Les besoins tels qu’ils sont habituellement exprimés structurent nos 5 premiers chapitres : « se nourrir » ; « se soigner » ; « s’éduquer » ; « faire culture » ; « se loger et se déplacer ». Mais dans notre livre, nous dépassons la vision traditionnelle qui en fait de simples besoins matériels. Ces besoins n’étant pas satisfaits de la même manière partout dans le monde, ils sont liés aux modes de vie, à la culture et donc aux institutions sociales qui fondent le « vivre ensemble » que nous abordons dans notre dernier chapitre, sans oublier les contraintes de domination d’une classe sur les autres.

Par exemple, produisons-nous la même chose lorsqu’un service de santé résulte d’une organisation privée et à but lucratif, gouvernée par des objectifs quantitatifs abstraits et soumise à une logique industrielle basée sur la rentabilité économique à court terme, ou lorsque celui-ci est produit par des hôpitaux publics ou des maisons de santé de proximité, administrés par les soignants en lien avec les usagers ?

On le voit, ce sont donc des choix politiques qui conduisent à satisfaire tel besoin plutôt qu’un autre, à choisir la manière de les satisfaire ainsi que les personnes et les classes qui les verront convenablement satisfaits.

La période néolibérale, qui s’inscrit dans un capitalisme de plus en plus financiarisé, en accroissant fortement les inégalités, a clairement favorisé les classes sociales les plus aisées au détriment des classes populaires. La question du vivre ensemble telle que nous la posons est porteuse d’espoir. Elle est aux antipodes des délires identitaires et racistes actuels.

Sortir de la logique mortifère actuelle suppose de redéfinir nos modes de production, question que nous abordons dans les chapitres « produire ensemble » et « travailler ensemble ».

Changer notre modèle productif passe en particulier par l’introduction de plus de démocratie dans les entreprises ; par la relocalisation, à chaque fois que c’est possible, d’une production industrielle plus sobre en technologie, intégrant dans un même lieu la majorité du processus de production pour une consommation sur le territoire ; cela passe aussi par le développement de modèles productifs coopératifs (comme les sociétés coopératives et participatives (SCOP) par exemple).

Mais il convient aussi de revaloriser le travail, malmené par le néolibéralisme et menacé par la révolution du numérique, ce qui passe par la réduction du temps de travail pour réduire le chômage et accroître la qualité des emplois et celle du travail, le tout en lien avec l’objectif écologique ; cela passe aussi par la garantie de l’emploi par la collectivité pour répondre à des besoins non satisfaits.

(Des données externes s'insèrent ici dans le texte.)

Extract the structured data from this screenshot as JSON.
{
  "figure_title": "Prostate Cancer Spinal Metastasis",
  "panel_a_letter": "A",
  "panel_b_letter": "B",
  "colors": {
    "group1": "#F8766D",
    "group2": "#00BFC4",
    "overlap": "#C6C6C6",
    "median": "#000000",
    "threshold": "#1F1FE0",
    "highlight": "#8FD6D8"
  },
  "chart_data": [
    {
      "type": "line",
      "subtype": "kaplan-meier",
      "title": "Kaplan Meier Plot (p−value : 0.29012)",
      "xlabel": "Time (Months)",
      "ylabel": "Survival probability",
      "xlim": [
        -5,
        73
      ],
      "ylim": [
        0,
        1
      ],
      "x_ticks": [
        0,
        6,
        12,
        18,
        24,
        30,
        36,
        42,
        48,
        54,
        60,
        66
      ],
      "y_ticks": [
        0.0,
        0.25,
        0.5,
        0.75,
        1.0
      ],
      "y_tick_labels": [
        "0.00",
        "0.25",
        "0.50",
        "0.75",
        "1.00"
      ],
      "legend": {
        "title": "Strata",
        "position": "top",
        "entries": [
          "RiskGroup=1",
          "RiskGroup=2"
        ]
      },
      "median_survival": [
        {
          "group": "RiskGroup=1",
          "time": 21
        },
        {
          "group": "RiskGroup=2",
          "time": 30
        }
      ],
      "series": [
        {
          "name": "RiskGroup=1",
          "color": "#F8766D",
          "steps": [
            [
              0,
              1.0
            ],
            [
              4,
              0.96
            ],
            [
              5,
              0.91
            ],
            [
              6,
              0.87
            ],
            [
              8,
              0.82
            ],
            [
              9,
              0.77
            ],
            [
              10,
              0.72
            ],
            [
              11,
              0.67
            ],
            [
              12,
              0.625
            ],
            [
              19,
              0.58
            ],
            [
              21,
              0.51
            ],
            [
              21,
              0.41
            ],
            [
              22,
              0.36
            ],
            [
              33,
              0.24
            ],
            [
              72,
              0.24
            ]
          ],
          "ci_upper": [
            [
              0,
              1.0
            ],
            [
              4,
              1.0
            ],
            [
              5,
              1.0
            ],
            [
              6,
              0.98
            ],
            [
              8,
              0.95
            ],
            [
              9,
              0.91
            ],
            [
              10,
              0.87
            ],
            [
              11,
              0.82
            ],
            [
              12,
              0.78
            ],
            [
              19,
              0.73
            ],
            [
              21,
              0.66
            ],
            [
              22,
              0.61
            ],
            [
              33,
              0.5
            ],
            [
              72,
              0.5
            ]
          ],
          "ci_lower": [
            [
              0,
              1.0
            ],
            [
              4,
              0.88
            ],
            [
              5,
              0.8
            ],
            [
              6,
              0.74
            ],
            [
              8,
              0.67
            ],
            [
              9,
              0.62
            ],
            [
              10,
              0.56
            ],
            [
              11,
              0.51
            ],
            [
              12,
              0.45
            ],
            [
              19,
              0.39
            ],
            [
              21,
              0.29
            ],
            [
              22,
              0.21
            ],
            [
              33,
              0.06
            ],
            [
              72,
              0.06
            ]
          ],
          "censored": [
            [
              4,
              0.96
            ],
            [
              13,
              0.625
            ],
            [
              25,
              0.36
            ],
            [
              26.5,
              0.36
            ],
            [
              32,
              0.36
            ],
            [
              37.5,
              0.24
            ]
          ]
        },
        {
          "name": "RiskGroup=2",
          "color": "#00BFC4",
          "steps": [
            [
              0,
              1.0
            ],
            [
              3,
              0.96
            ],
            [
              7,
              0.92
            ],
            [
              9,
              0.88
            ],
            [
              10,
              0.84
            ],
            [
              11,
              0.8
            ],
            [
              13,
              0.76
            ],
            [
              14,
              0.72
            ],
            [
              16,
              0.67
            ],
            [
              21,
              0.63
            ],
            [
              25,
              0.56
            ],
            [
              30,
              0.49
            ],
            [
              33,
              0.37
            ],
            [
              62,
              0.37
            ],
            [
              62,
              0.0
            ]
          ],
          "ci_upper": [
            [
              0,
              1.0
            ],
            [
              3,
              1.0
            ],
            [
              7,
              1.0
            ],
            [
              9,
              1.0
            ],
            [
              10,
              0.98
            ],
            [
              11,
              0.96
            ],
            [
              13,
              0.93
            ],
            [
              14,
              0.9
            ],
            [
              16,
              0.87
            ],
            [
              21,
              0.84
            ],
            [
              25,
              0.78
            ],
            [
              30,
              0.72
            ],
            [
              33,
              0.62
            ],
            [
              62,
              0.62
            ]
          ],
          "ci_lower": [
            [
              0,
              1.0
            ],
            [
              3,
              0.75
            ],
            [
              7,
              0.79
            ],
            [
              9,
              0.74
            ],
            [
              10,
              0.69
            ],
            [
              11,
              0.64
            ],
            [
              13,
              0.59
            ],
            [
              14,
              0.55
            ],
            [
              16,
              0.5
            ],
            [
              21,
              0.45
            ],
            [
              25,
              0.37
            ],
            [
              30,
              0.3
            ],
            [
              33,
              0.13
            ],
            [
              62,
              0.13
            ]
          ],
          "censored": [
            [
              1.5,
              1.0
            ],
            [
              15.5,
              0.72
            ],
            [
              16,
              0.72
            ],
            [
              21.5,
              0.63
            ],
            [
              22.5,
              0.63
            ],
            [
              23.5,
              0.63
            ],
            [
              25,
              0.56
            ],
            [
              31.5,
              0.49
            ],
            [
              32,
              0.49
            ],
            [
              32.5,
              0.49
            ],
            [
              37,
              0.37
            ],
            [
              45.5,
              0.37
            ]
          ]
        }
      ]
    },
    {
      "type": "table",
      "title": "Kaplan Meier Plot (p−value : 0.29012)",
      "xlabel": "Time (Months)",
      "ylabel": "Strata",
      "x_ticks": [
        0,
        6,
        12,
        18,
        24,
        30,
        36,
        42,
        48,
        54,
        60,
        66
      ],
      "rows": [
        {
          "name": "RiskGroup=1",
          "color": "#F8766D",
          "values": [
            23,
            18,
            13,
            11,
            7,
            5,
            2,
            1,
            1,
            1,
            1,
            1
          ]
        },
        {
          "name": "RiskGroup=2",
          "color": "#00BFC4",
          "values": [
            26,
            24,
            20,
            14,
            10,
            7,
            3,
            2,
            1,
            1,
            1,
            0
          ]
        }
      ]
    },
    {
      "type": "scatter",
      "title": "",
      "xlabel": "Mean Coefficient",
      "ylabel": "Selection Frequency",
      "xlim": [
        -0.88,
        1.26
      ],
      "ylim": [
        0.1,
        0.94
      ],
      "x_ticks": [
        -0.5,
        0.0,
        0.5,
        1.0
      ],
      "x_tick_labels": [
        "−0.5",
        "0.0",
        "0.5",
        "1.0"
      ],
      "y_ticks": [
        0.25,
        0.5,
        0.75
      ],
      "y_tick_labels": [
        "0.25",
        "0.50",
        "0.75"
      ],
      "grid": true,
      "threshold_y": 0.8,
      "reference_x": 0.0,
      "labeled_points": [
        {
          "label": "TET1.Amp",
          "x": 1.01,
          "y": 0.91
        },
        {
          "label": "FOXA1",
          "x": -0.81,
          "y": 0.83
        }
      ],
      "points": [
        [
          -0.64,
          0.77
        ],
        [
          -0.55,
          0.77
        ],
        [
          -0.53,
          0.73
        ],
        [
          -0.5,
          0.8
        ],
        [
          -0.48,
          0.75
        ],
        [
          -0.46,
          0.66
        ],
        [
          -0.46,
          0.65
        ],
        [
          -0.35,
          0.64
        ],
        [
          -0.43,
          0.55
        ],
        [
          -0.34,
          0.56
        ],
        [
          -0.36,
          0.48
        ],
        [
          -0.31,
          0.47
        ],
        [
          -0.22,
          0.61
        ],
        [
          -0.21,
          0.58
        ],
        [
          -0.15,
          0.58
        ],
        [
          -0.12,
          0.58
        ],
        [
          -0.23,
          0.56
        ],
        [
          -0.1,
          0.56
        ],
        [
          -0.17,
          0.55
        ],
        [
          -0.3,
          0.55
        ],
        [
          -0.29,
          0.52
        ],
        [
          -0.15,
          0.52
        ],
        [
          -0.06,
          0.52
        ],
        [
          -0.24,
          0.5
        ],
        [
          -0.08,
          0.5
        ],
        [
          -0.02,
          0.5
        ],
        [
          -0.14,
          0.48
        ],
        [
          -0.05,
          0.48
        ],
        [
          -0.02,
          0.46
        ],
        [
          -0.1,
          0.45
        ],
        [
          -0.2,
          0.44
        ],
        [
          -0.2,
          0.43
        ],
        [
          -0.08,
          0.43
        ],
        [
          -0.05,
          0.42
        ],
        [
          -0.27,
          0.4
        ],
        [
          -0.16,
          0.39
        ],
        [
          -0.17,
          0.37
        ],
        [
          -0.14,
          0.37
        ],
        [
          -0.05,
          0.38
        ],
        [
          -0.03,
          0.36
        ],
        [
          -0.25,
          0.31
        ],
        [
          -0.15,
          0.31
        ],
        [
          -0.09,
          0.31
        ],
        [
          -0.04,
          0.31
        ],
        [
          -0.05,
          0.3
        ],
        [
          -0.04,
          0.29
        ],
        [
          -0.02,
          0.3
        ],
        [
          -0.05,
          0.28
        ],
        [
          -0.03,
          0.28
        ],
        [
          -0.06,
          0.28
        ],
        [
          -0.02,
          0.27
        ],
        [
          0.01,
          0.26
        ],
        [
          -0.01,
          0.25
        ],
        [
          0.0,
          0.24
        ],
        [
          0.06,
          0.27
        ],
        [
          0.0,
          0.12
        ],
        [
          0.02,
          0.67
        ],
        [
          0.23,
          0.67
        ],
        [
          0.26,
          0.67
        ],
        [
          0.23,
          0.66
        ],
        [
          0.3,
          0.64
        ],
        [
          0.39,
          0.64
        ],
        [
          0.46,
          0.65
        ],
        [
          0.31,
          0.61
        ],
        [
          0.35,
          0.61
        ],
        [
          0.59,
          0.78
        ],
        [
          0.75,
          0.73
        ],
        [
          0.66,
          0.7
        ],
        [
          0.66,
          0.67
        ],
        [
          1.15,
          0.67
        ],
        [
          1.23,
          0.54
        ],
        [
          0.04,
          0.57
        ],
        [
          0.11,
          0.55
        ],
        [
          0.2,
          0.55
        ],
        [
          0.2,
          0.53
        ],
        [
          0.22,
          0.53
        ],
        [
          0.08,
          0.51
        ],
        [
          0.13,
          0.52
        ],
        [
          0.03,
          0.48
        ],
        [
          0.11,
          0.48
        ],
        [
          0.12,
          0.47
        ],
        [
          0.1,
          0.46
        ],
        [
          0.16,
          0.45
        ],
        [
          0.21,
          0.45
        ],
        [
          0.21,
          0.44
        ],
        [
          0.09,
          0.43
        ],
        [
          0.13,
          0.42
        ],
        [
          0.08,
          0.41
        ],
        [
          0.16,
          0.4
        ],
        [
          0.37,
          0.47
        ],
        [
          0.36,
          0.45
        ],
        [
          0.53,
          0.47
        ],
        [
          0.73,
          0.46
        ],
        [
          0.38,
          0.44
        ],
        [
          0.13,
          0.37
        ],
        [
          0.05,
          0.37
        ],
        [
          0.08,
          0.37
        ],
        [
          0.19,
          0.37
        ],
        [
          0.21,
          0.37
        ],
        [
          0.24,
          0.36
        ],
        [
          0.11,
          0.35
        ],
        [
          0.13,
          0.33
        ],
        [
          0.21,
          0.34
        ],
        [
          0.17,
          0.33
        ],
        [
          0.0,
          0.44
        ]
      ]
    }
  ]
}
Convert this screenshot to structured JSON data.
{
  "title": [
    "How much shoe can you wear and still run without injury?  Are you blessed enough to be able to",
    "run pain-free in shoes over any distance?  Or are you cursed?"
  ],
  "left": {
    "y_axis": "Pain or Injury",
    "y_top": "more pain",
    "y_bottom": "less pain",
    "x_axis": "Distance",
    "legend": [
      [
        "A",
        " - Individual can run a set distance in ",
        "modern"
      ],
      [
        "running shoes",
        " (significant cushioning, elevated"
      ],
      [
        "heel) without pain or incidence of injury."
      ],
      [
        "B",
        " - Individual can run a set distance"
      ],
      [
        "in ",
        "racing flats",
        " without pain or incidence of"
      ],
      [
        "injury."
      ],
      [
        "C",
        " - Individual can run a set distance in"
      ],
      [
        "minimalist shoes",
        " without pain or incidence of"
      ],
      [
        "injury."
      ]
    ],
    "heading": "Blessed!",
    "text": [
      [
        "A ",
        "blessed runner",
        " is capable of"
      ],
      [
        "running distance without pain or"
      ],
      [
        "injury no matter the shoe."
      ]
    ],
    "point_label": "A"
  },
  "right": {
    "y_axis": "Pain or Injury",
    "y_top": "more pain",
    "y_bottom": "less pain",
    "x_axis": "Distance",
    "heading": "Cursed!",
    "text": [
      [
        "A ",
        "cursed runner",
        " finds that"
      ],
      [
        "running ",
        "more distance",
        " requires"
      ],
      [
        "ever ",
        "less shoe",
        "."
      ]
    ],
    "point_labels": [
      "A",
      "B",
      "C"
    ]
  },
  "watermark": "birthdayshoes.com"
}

A l’occasion de la crise sanitaire, les inégalités de classe sont apparues de manière encore plus flagrante avec les « premiers de corvée » sans qui tout se serait effondré. C’est pour cela que la question des inégalités est centrale.

Au final, deux conclusions s’imposent : il est tout d’abord important de noter que transition écologique et baisse des inégalités sont indissociables. Les considérations environnementales ne peuvent être traitées séparément des questions sociales ; mais il est aussi important de répéter que c’est par la coopération, et non par la concurrence, que nous pourrons satisfaire ces véritables besoins et construire une réelle alternative sociale et écologique au capitalisme néolibéral actuel.